LaDissertation.com - Dissertations, fiches de lectures, exemples du BAC
Recherche

L'écume Des Jours

Compte Rendu : L'écume Des Jours. Recherche parmi 298 000+ dissertations

Par   •  20 Juin 2013  •  2 238 Mots (9 Pages)  •  3 980 Vues

Page 1 sur 9

L’écume des jours (Boris Vian)

La dimension tragique d’un roman d’amour

vendredi 23 novembre 2007, par Clair de Plume

L’écume des jours parait pour la première fois en avril 1947. A l’époque, le livre ne se vendit pas. A partir des années 60, il devint pourtant un roman culte.

L’œuvre de Boris Vian est toute entière empreinte d’insolite et d’absurde. L’écume des jours ne fait pas défaut à ce constat.

L’action se situe à Paris, car il s’agit bien de Paris, ainsi que le montre le monologue intérieur de Colin réfléchissant à l’endroit où il va emmener Chloé se promener : « Pas à l’hôpital Saint-Louis, c’est défendu.

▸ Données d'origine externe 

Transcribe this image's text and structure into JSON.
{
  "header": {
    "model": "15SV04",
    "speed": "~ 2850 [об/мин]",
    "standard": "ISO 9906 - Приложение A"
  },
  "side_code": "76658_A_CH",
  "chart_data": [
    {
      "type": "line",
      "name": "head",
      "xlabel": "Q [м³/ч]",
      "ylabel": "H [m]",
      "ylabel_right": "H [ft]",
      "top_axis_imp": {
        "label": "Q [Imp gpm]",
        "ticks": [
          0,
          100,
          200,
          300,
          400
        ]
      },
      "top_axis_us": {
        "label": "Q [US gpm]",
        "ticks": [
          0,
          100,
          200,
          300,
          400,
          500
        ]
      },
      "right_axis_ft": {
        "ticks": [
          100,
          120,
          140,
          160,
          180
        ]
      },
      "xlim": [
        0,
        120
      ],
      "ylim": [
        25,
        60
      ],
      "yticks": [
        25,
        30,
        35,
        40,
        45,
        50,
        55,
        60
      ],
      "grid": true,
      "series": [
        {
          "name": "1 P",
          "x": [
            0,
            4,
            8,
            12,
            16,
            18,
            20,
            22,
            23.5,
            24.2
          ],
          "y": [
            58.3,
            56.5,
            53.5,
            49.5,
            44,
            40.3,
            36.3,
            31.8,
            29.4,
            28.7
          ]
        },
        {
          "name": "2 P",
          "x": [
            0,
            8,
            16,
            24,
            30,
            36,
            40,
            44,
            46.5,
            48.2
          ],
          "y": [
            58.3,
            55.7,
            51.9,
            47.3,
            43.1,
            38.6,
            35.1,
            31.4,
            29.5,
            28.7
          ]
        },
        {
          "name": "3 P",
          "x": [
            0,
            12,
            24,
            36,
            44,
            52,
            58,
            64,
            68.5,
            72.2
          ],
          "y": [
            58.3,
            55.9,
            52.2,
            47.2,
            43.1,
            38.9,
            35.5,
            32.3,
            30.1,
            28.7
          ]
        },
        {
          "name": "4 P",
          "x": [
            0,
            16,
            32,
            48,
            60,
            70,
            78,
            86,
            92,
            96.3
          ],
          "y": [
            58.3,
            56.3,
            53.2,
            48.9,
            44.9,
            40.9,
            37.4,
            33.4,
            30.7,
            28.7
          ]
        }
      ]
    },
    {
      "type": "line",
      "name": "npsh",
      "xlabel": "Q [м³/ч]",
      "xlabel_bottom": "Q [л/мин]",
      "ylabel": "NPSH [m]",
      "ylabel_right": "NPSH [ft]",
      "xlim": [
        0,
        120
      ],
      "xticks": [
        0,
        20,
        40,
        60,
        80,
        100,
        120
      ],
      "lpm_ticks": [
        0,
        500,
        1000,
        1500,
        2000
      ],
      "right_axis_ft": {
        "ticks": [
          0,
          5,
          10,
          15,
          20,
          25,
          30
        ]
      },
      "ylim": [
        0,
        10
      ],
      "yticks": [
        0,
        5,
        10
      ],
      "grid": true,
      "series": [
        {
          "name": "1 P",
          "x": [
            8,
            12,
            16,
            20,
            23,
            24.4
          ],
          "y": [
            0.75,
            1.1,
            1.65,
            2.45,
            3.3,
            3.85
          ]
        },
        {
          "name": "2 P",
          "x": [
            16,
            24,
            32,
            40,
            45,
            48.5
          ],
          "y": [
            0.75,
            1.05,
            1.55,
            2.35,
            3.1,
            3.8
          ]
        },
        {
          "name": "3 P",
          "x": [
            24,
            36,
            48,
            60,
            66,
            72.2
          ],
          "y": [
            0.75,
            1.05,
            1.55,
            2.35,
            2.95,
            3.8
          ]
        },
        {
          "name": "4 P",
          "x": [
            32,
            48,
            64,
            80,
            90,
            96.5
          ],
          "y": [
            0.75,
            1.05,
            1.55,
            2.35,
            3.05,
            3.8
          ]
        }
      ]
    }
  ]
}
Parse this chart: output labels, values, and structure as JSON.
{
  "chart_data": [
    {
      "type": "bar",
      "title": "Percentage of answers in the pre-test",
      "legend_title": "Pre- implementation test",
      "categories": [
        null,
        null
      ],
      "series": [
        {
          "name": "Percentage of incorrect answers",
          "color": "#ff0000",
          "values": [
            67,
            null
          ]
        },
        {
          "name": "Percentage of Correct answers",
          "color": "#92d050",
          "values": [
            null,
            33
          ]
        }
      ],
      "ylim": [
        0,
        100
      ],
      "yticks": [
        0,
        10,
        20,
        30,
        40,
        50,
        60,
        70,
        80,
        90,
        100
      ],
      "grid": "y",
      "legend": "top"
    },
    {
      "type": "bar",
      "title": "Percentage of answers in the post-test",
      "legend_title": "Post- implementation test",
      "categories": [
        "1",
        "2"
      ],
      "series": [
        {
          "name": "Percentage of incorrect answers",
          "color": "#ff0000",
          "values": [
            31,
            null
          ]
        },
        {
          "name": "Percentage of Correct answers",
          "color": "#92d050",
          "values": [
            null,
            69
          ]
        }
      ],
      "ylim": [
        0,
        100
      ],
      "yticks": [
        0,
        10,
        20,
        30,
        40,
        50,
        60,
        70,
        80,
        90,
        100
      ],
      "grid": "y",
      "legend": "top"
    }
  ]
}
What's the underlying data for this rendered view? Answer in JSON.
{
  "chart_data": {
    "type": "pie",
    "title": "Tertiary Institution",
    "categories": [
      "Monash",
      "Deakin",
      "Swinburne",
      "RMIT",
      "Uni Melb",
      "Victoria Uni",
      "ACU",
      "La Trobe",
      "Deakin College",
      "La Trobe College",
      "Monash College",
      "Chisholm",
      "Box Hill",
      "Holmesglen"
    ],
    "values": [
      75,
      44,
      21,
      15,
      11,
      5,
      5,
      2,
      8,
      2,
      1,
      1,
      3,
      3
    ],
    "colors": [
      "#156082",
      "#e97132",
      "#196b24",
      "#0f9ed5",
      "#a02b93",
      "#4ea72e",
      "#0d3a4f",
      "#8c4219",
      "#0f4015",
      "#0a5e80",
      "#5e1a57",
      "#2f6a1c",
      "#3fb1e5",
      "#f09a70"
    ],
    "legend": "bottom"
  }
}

Pas au musée du Louvre, il y a des satyres derrière les chérubins assyriens. Pas à la gare Saint-Lazare, il n’y a plus que des brouettes et pas un seul train ». C’est un Paris méconnaissable. On évolue tantôt dans l’univers merveilleux des contes de fées : deux soleils éclairent l’appartement de Colin (car celui-ci aime la lumière) et des anguilles circulent dans les canalisations ; tantôt dans une atmosphère angoissante : « Le froid retenait les gens chez eux. Ceux qui réussissaient à s’arracher à sa prise y laissaient des lambeaux de vêtements et mouraient d’angine ».

Cependant, tant qu’une situation pénible ne les concerne pas directement, les personnages principaux demeurent insensibles.

Ainsi, au cours de leur première promenade ensemble, Chloé et Colin passent devant une vitrine de propagande pour l’Assistance Publique, dans laquelle « un gros homme avec un tablier de boucher, égorg[e] de petits enfants ». Colin commente ainsi la scène :« – (...) Ils les ont pour rien, à l’Assistance Publique ».De la même façon, les patineurs qui s’effondrent sur la glace, le chef d’orchestre qui s’écrase sur les dalles de l’église, les ouvriers qui périssent enchaînés à leur machine, n’émeuvent personne. Leur mort laisse les héros et le lecteur indifférents. Elle est traitée par Boris Vian comme un accident fortuit et même parfois comme un incident amusant : quand un patineur reste collé au mur « comme une méduse », les « varlets-nettoyeurs » évacuent ses débris à coups de raclette.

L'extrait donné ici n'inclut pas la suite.